Remember that color is not an actual property of physical matter. Color is a subjective perception. Physical matter has absorbance, reflectance, transmittance, opacity, etc, but not color. Humans can perceive wavelengths from approximately 380 nanometers (bllue) to 800 nanometers (red). The color of nanoparticles that we perceive is the complement of the absorbed wavelength of the nanoparticle. That is, if the particle absorbs blue, it will transmit green and red wavelengths causing the human eye to perceive yellow (red + green = yellow)
This chart demonstrates the perceived color if a wavelength of 485nm is absorbed by the particle. The color will appear orange. If the absorbed color (left side of the chart) is shifted down to 435 nm, the perceived color will be pure yellow. Shifting the absorbance down slightly more to 430 adds a little green to the perceived color. Notice that shifting the absorbance from 435 to 430 makes an observable difference in color, and yet the absorbed wavelength is only different by about 1%. This means that the particle size is only about 1% different.

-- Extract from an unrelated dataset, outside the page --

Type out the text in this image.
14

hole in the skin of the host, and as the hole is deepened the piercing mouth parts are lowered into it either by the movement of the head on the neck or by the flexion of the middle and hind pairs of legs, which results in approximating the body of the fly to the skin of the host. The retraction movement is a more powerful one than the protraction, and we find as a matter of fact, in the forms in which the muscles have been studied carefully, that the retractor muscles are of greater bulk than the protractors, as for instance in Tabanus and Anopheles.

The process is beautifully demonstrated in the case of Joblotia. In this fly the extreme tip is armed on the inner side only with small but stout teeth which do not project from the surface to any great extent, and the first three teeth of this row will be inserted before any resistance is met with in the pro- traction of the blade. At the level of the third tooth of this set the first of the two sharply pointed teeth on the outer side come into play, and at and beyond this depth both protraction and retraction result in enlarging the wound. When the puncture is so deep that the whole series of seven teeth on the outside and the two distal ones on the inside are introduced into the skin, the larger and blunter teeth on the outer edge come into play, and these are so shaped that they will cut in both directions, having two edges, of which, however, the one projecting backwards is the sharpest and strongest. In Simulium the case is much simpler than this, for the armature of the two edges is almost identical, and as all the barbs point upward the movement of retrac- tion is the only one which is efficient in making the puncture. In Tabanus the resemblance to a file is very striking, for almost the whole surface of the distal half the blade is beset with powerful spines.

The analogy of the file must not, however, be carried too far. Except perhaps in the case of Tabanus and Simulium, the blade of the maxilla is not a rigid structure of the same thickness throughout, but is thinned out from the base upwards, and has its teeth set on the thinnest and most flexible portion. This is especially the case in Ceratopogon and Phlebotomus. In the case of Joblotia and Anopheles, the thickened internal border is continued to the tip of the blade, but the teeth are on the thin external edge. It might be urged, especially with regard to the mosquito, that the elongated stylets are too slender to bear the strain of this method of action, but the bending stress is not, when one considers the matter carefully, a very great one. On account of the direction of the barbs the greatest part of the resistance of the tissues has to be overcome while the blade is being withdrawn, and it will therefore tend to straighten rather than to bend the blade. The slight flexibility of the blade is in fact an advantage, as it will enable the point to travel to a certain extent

Also note that if the absorbed wavelength is less than 380, the absorbed wavelength will not make any visible difference, and hence, the observed CS will then appear clear.
The second important relationship given by Mies theory is that the intensity of the color varies as the 6th power of the particle size! This means that a decrease in particle size of only 1% will result in 6% less color. A 10% increase in particle size will make the solution look 50% darker!
Another consideration is that stabilizers bind to the nanoparticles weighing down their outer electron shell, the part of the particle that causes the Plasmon resonance. This has the effect of making the particle appear slightly larger than it is, and shifting color a little toward red.
The conclusion that can be made from this analysis is that very small differences in the size of the particles make very noticeable changes in the perceived color and intensity of a CS or CG solution.